The conditions of the contest called for twenty-five rounds at 135 pounds. They agreed to fight with no hitting on the breakaway. Gans' seconds were "Al" Herford, "Jack" McCue, "Jim" Dougherty and "Jerry" Marshall. Daly's were "Tony" Stannard, George Lawlor and "Sam" Fitzpatrick. Gans was the favorite at 2 to 1. Daly had the advantage in height. The opening round was mild. Gans was the more scientific boxer and his feints frequently caused Daly to make peculiar moves. In the second round Daly led with the left and fell short, when Gans sent his right across and caught Daly on the jaw, the latter being turned around and falling. Daly was the aggressive in the early part of the sixth round and outpointed the colored lad. Toward the close of the round, however, Daly received a right on the jaw.

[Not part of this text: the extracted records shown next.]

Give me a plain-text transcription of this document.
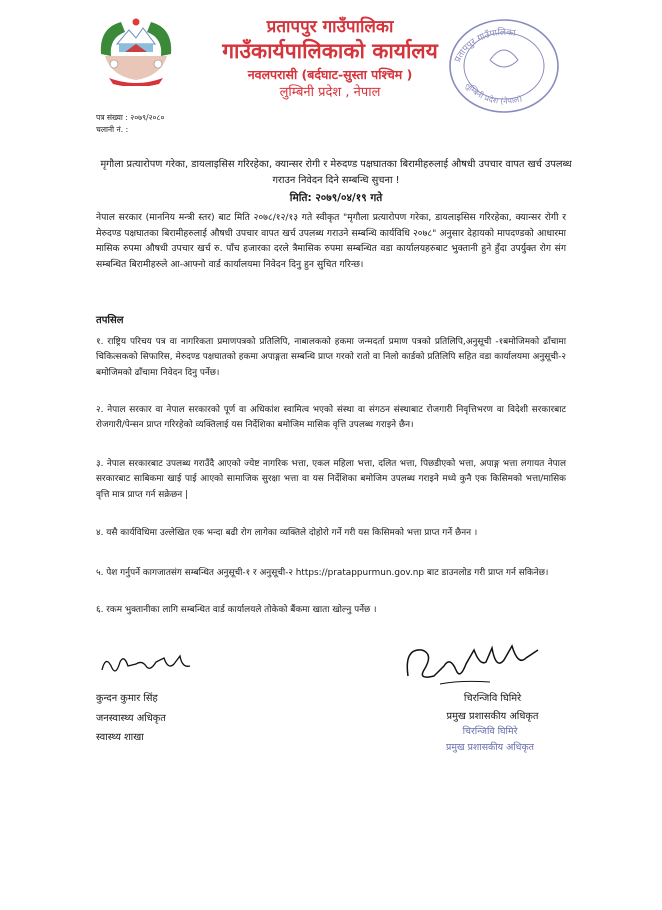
प्रतापपुर गाउँपालिका
गाउँकार्यपालिकाको कार्यालय
नवलपरासी (बर्दघाट-सुस्ता पश्चिम )
लुम्बिनी प्रदेश , नेपाल
प्रतापपुर गाउँपालिका
लुम्बिनी प्रदेश (नेपाल)
पत्र संख्या : २०७९/२०८०
चलानी नं. :
मृगौला प्रत्यारोपण गरेका, डायलाइसिस गरिरहेका, क्यान्सर रोगी र मेरुदण्ड पक्षघातका बिरामीहरुलाई औषधी उपचार वापत खर्च उपलब्ध गराउन निवेदन दिने सम्बन्धि सुचना !
मिति: २०७९/०४/१९ गते
नेपाल सरकार (माननिय मन्त्री स्तर) बाट मिति २०७८/१२/१३ गते स्वीकृत "मृगौला प्रत्यारोपण गरेका, डायलाइसिस गरिरहेका, क्यान्सर रोगी र मेरुदण्ड पक्षघातका बिरामीहरुलाई औषधी उपचार वापत खर्च उपलब्ध गराउने सम्बन्धि कार्यविधि २०७८" अनुसार देहायको मापदण्डको आधारमा मासिक रुपमा औषधी उपचार खर्च रु. पाँच हजारका दरले त्रैमासिक रुपमा सम्बन्धित वडा कार्यालयहरुबाट भुक्तानी हुने हुँदा उपर्युक्त रोग संग सम्बन्धित बिरामीहरुले आ-आफ्नो वार्ड कार्यालयमा निवेदन दिनु हुन सुचित गरिन्छ।
तपसिल
१. राष्ट्रिय परिचय पत्र वा नागरिकता प्रमाणपत्रको प्रतिलिपि, नाबालकको हकमा जन्मदर्ता प्रमाण पत्रको प्रतिलिपि,अनुसूची -१बमोजिमको ढाँचामा चिकित्सकको सिफारिस, मेरुदण्ड पक्षघातको हकमा अपाङ्गता सम्बन्धि प्राप्त गरको रातो वा निलो कार्डको प्रतिलिपि सहित वडा कार्यालयमा अनुसूची-२ बमोजिमको ढाँचामा निवेदन दिनु पर्नेछ।
२. नेपाल सरकार वा नेपाल सरकारको पूर्ण वा अधिकांश स्वामित्व भएको संस्था वा संगठन संस्थाबाट रोजगारी निवृत्तिभरण वा विदेशी सरकारबाट रोजगारी/पेन्सन प्राप्त गरिरहेको व्यक्तिलाई यस निर्देशिका बमोजिम मासिक वृत्ति उपलब्ध गराइने छैन।
३. नेपाल सरकारबाट उपलब्ध गराउँदै आएको ज्येष्ट नागरिक भत्ता, एकल महिला भत्ता, दलित भत्ता, पिछडीएको भत्ता, अपाङ्ग भत्ता लगायत नेपाल सरकारबाट साबिकमा खाई पाई आएको सामाजिक सुरक्षा भत्ता वा यस निर्देशिका बमोजिम उपलब्ध गराइने मध्ये कुनै एक किसिमको भत्ता/मासिक वृत्ति मात्र प्राप्त गर्न सक्रेछन |
४. यसै कार्यविधिमा उल्लेखित एक भन्दा बढी रोग लागेका व्यक्तिले दोहोरो गर्ने गरी यस किसिमको भत्ता प्राप्त गर्ने छैनन ।
५. पेश गर्नुपर्ने कागजातसंग सम्बन्धित अनुसूची-१ र अनुसूची-२ https://pratappurmun.gov.np बाट डाउनलोड गरी प्राप्त गर्न सकिनेछ।
६. रकम भुक्तानीका लागि सम्बन्धित वार्ड कार्यालयले तोकेको बैंकमा खाता खोल्नु पर्नेछ ।
कुन्दन कुमार सिंह
जनस्वास्थ्य अधिकृत
स्वास्थ्य शाखा
चिरन्जिवि घिमिरे
प्रमुख प्रशासकीय अधिकृत
चिरन्जिवि घिमिरे
प्रमुख प्रशासकीय अधिकृत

Gans had the best of the seventeenth round. He had a splendid opportunity to score a knockout, and missed. He said, "I won't get another chance like that, Jack." In the eighteenth round Gans showed pronounced superiority. Once he caught Jack with his left on the jaw with such force as to stagger the Delaware lad, who had all he could do to draw himself together in good shape. From this point to the twenty-second round Gans outpointed his man. In the twenty-third round Daly scored with the right and left. Daly improved in the twenty-fourth round and again carried off the honors. In the twenty-fifth and final round Gans took the initiative and scored with the left on the nose, bringing blood. Daly retaliated with a left on the neck, but he received a smart uppercut in return. Gans was declared the winner.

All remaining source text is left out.